Having commitments to a couple of different reading discussions, I found myself reading Dream When You're Feeling Blue by Elizabeth Berg at the same time that I was listening to A Tree Grows in Brooklyn by Betty Smith. Written sixty years apart, these two books are not naturally lumped together, but they merged a little in my mind due to circumstances. There are common traits that jump out out me.
Both books look back to times of crisis and change in our country. Tree is set in Brooklyn from about 1903 to 1919, when there were many immigrants settling in the city's tenements and the country joined the allies in World War I. Dream is set in Chicago during World War II, when there is a labor shortage and young women are kissing their beaus goodbye. In both, the cities are vital to the plot. (Kitty is always shopping at Marshall Fields.)
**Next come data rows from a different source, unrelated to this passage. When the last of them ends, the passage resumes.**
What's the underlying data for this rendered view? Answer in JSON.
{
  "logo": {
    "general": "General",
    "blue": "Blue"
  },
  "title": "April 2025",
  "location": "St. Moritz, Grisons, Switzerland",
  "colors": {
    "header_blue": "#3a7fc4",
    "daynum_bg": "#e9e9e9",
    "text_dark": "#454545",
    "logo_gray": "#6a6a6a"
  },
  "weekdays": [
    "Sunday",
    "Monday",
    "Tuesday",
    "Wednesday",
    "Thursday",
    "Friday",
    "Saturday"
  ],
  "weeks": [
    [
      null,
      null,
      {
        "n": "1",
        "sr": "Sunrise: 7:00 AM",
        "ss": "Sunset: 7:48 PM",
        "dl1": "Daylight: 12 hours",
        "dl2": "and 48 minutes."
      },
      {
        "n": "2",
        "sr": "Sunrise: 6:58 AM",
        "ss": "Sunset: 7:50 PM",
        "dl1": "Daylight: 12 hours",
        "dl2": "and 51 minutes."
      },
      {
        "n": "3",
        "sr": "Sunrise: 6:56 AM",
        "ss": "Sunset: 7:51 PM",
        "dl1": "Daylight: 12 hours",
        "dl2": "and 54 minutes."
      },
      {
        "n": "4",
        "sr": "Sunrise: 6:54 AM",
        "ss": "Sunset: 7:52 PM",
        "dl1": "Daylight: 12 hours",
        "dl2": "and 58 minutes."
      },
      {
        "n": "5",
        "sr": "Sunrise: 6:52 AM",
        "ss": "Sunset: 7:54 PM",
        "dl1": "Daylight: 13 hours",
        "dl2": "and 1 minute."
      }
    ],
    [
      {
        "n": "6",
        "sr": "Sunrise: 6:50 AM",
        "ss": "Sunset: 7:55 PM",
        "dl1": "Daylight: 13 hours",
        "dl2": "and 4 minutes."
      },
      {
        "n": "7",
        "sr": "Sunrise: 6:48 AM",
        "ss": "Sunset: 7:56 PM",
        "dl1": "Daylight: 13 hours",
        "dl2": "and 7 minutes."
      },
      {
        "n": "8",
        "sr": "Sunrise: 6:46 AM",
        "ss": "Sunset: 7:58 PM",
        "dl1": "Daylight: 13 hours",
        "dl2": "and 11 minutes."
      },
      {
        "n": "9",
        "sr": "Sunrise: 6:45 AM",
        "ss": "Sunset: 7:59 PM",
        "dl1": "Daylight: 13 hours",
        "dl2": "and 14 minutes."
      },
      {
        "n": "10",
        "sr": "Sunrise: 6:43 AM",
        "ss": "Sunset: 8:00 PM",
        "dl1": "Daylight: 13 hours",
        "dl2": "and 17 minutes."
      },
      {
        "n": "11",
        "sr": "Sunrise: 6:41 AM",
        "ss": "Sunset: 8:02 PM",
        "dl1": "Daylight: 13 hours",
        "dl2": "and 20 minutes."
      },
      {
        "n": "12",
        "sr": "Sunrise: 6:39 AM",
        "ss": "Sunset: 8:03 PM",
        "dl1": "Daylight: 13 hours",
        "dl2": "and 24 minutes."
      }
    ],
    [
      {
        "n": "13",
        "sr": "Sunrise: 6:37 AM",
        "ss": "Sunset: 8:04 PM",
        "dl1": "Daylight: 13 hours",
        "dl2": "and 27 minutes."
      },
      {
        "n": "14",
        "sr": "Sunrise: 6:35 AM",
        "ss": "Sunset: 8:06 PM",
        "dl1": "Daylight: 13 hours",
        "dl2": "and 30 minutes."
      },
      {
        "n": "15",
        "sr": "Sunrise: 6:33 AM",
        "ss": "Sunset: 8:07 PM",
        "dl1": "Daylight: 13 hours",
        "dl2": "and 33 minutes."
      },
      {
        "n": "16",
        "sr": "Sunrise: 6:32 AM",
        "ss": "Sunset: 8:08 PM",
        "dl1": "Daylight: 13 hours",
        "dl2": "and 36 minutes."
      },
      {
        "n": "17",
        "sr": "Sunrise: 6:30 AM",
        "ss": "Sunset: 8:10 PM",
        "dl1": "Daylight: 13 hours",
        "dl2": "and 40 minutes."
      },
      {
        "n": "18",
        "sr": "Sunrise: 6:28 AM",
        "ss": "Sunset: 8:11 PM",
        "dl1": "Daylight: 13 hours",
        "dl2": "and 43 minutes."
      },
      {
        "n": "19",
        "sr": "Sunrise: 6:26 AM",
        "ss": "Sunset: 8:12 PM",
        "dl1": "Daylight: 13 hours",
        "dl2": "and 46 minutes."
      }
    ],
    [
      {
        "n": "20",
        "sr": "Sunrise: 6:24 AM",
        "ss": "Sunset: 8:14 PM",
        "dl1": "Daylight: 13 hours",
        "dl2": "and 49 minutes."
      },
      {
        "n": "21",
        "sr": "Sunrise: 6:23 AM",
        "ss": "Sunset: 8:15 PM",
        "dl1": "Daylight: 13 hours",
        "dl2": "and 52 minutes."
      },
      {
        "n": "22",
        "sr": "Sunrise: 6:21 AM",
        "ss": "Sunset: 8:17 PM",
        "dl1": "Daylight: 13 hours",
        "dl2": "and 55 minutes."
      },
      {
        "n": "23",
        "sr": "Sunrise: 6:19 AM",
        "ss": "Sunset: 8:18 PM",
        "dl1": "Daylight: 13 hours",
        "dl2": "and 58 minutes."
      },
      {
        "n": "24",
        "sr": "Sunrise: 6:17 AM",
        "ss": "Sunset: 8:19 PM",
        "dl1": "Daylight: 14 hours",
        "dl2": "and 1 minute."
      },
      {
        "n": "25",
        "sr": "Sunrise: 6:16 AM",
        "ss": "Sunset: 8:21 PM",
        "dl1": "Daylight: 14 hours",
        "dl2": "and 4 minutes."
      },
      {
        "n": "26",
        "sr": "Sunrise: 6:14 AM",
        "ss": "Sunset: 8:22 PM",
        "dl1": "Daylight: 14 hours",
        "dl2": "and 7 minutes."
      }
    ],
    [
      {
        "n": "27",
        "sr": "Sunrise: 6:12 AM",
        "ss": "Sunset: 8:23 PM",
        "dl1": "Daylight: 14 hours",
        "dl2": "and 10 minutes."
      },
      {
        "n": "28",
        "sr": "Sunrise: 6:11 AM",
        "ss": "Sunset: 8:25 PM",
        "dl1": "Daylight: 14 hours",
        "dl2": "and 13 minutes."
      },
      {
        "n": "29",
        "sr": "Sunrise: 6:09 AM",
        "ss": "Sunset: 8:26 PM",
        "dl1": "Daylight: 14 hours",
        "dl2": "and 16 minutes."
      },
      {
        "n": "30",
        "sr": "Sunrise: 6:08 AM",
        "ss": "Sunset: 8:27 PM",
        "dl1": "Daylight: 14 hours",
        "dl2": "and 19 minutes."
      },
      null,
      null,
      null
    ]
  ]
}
In both books, the central characters are young women coming of age. Of course, Tree is more of a coming-of-age story as we follow Francie Nolan from before she can read to the point that she is ready to go off to college (without having gone to high school). In Dream, Kitty Heaney is already past high school and working. Still, the women share some experiences. They both work in factories at some point in the books, and their incomes help their families. Both feel great pride in helping their families financially. They entertain soldiers before they go off to war. Both escape romantic relationships.
Unmarried mothers and their problems are subplots in both stories.
Reading is important to both Francie and Kitty. Francie reads much more, as she is nearly friendless. It is reading that allows her to rise out of her dire situation. Kitty is much more social, but reading books that have been recommended ignites her character development.
Both books include many details of daily life, including feminine hygiene. In 1943 Smith was being rather bold in including menstruation in Francie's story. Writing in the twenty-first century, periods and missing them is not risky content for Berg.
Both young women adore their fathers. In Francie's case, her father is her main champion, even though he is an alcoholic who can not support the family. He somehow still knows when she needs a kind word or a flower. Kitty's father is a fairly steady guy, who likes to give advice in the dead of night.
Of course, similarities end when you look at the intent of these stories. Kitty is a sort of average woman, a fictitious host for all the typical experiences of women during World War II. There is nothing, however, average about Francie Nolan, who finds hope where it should not be. Her character is memorable.
I liked both books, but I think that A Tree Grows in Brooklyn is the book that people will still be reading fifty years from now.